In the 1876 elections Casse could not run for election for Guadeloupe and chose to run in Paris, first for the 12th arrondissement and then, with the support of the newspaper La République française, in the 14th arrondissement.
He was elected on the second ballot on 5 March 1876 by 7,651 out of 9,465 votes.
He was among the 363 left-wing deputies who refused their vote of confidence in the ministry of Albert de Broglie after the 16 May 1877 crisis.

Casse was reelected on 14 October 1877 by 9,007 votes out of 11,403.
He became a supporter of Léon Gambetta.
He voted for full amnesty of the Communards, but distanced himself from the extreme left.
Casse was reelected for the 14th arrondissement on 21 August 1881 by 7,685 votes out of 13,656 and joined the Radical Left group, although he generally voted with the moderates.
He supported the Gambetta ministry, and voted to give the Ferry ministry the funds requested for the Tonkin Campaign.
At this time he began to dabble in financial affairs.

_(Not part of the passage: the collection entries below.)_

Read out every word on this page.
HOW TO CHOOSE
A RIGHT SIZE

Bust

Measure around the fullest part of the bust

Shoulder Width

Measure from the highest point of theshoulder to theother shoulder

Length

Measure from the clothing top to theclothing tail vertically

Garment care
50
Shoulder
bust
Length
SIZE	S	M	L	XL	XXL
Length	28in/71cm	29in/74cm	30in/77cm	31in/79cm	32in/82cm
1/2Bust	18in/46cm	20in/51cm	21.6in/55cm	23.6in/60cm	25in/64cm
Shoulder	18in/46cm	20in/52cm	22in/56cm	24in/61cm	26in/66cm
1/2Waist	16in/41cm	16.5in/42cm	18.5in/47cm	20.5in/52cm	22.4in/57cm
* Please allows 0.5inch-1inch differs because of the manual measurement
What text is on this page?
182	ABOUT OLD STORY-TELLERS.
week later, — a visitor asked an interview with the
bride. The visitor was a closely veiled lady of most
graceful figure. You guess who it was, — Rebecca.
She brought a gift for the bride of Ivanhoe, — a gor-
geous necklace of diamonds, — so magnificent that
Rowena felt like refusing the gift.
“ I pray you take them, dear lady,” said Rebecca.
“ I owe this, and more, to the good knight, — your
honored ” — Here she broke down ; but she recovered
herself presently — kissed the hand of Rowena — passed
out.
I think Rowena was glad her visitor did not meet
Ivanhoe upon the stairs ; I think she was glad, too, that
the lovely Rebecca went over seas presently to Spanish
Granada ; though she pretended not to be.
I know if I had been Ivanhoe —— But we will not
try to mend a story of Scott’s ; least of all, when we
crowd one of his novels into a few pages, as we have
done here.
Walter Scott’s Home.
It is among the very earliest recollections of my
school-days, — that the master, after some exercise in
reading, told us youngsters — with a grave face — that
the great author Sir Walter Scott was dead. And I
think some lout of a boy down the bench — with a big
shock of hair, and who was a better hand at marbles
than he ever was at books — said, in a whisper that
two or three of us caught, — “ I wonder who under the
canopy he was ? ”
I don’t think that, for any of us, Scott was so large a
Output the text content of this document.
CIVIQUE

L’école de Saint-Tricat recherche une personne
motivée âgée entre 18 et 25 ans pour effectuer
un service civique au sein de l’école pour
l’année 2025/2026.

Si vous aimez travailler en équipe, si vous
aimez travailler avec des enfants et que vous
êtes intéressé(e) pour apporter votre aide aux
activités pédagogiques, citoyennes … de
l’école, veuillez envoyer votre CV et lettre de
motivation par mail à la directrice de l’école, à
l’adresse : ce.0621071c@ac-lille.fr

Casse was reelected on 18 October 1885, holding office until 14 October 1889, sitting with the Republican Union group.
He supported the various Left ministries.
He gained some publicity when an artist, Jean Baffier, assaulted him with a sword cane but only inflicted a minor wound.
Baffier said he wanted to punish Casse as a deputy who had betrayed his mandate.
The attack was puzzling because by now Casse was a genial supporter of the Opportunist Republicans who liked to indulge in the good life.
At the trial Casse asked the jury to be lenient, and his assailant was acquitted.
Casse voted for reinstatement of the single-member ballot, against indefinite postponement of the revision of the constitution, for prosecution of three members of the far-right Ligue des Patriotes, against the draft Lisbonne law restricting the freedom of the press and for the prosecution of General Boulanger.

==Last years (1889–1900)==

Casse did not run for reelection in the general elections of 22 September 1889.
On 20 October 1889 he was named Governor of Martinique, and on 1 September 1890 was named Treasurer of Guadeloupe.
He was replaced as Governor of Martinique on 4 February 1891 by Delphino Moracchini.
On 1 July 1894 he was named Treasurer of Vaucluse.
Eugène Casse died on 9 December 1900 in Avignon, Vaucluse.